Lineage reconstruction currently has the following limitations:

  • The object, and any of its transitive dependencies, must have been generated by a task (actor or non-actor). This means that objects created by ray.put are not recoverable.

  • Tasks are assumed to be deterministic and idempotent. Thus, by default, objects created by actor tasks are not reconstructable. To allow reconstruction of actor task results, set the max_task_retries parameter to a non-zero value (see actor fault tolerance for more details).

  • Tasks will only be re-executed up to their maximum number of retries. By default, a non-actor task can be retried up to 3 times and an actor task cannot be retried. This can be overridden with the max_retries parameter for remote functions and the max_task_retries parameter for actors.

  • The owner of the object must still be alive (see below).

Lineage reconstruction can cause higher than usual driver memory usage because the driver keeps the descriptions of any tasks that may be re-executed in case of failure. To limit the amount of memory used by lineage, set the environment variable RAY_max_lineage_bytes (default 1GB) to evict lineage if the threshold is exceeded.

To disable lineage reconstruction entirely, set the environment variable RAY_TASK_MAX_RETRIES=0 during ray start or ray.init. With this setting, if there are no copies of an object left, an ObjectLostError will be raised.

Recovering from owner failure#

The owner of an object can die because of node or worker process failure. Currently, Ray does not support recovery from owner failure. In this case, Ray will clean up any remaining copies of the object’s value to prevent a memory leak. Any workers that subsequently try to get the object’s value will receive an OwnerDiedError exception, which can be handled manually.

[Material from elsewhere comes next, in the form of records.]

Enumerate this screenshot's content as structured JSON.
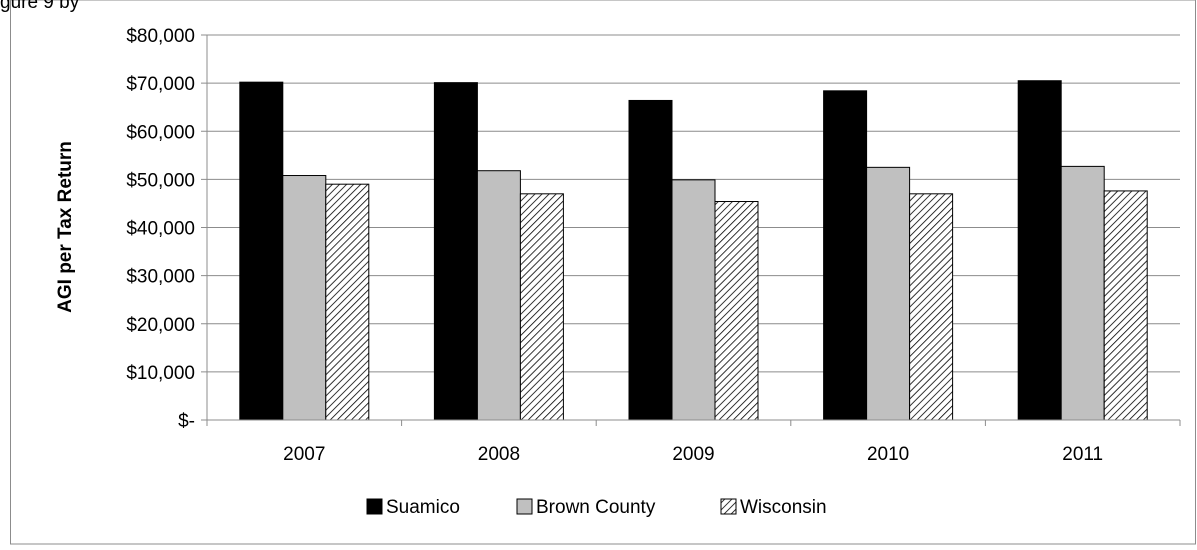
{
  "caption_fragment": "gure 9 by",
  "chart_data": {
    "type": "bar",
    "title": "",
    "xlabel": "",
    "ylabel": "AGI per Tax Return",
    "categories": [
      "2007",
      "2008",
      "2009",
      "2010",
      "2011"
    ],
    "series": [
      {
        "name": "Suamico",
        "values": [
          70200,
          70100,
          66400,
          68400,
          70500
        ],
        "color": "#000000",
        "pattern": "solid"
      },
      {
        "name": "Brown County",
        "values": [
          50800,
          51800,
          49900,
          52500,
          52700
        ],
        "color": "#c0c0c0",
        "pattern": "solid"
      },
      {
        "name": "Wisconsin",
        "values": [
          49000,
          47000,
          45400,
          47000,
          47600
        ],
        "color": "#ffffff",
        "pattern": "diagonal-hatch"
      }
    ],
    "ylim": [
      0,
      80000
    ],
    "yticks": [
      0,
      10000,
      20000,
      30000,
      40000,
      50000,
      60000,
      70000,
      80000
    ],
    "ytick_labels": [
      "$-",
      "$10,000",
      "$20,000",
      "$30,000",
      "$40,000",
      "$50,000",
      "$60,000",
      "$70,000",
      "$80,000"
    ],
    "grid": true,
    "legend": "bottom"
  }
}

Understanding ObjectLostErrors#

Ray throws an ObjectLostError to the application when an object cannot be retrieved due to application or system error. This can occur during a ray.get() call or when fetching a task’s arguments, and can happen for a number of reasons. Here is a guide to understanding the root cause for different error types:

  • OwnerDiedError: The owner of an object, i.e., the Python worker that first created the ObjectRef via .remote() or ray.put(), has died. The owner stores critical object metadata and an object cannot be retrieved if this process is lost.

  • ObjectReconstructionFailedError: This error is thrown if an object, or another object that this object depends on, cannot be reconstructed due to one of the limitations described above.

  • ReferenceCountingAssertionError: The object has already been deleted, so it cannot be retrieved. Ray implements automatic memory management through distributed reference counting, so this error should not happen in general. However, there is a known edge case that can produce this error.

  • ObjectFetchTimedOutError: A node timed out while trying to retrieve a copy of the object from a remote node. This error usually indicates a system-level bug. The timeout period can be configured using the RAY_fetch_fail_timeout_milliseconds environment variable (default 10 minutes).

  • ObjectLostError: The object was successfully created, but no copy is reachable. This is a generic error thrown when lineage reconstruction is disabled and all copies of the object are lost from the cluster.